Homes do not depreciate because there is no logical reason why this asset's value would reduce over time/wear/tear when it can be properly maintained, as is the case of the houses from the 1700's i sent you.
If your not being purposefully obtuse, do you understand the concept of differing timespans?
Given enough, time, such as millions of years, yes any human made structure will likely depreciate to zero value. Because even solid granite can be eroded down into dust from simple weathering, let alone normal building materials.
That doesn't guarantee any specific structure, such as the one you linked, will depreciate to zero within human timescales.
And obviously if structures are maintained they will probably not.
That doesn't invalidate the concept of wear and tear or depreciation.
If you maintain a structure you are by definition putting resources such as energy, materials, labor, etc., into it, so maintenance isn't free.
Those resources represent a real cost that someone has to pay for.
So, moving the goalposts your new position is that houses depreciate over geological timescales?
Got it.
Instead of posting here, why not take your fantastic housing model (they depereciate) and go buy homes.
you can show up at their house with your spreadsheeet and show them how you applied an appropriate depreciation factor and now they should sell the house because this is the fair market value.
You can also explain to everyone how over longer times scales houses almost always appreciate.
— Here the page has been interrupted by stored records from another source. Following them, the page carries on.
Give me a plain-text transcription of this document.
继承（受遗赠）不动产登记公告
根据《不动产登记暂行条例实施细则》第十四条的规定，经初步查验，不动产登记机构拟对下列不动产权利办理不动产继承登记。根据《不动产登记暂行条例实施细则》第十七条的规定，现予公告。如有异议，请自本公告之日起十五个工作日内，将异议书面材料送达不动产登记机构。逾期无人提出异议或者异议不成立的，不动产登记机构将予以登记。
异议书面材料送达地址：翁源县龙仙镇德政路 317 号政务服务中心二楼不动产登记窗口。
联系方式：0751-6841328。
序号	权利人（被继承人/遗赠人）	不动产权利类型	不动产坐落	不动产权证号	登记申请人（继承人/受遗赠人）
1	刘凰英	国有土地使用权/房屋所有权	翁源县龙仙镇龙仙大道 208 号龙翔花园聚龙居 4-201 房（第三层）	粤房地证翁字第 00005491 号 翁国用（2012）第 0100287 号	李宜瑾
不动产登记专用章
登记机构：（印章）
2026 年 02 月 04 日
If you look at the SP500 for a week it may go down, but over a decade it is almost always positive.
Houses are the same, so where exactly is the depreciation you speak of?
Again, using your theory of depreciation and long time scales.
From the linnk i sent you: "W. B. Yeats so much that he purchased it for £35 around 1917. From then on it became known as the Yeats’ Tower."
What is the current value of this house, after factoring in your depreciation factors?
> Instead of posting here, why not take your fantastic housing model (they depereciate) and go buy homes.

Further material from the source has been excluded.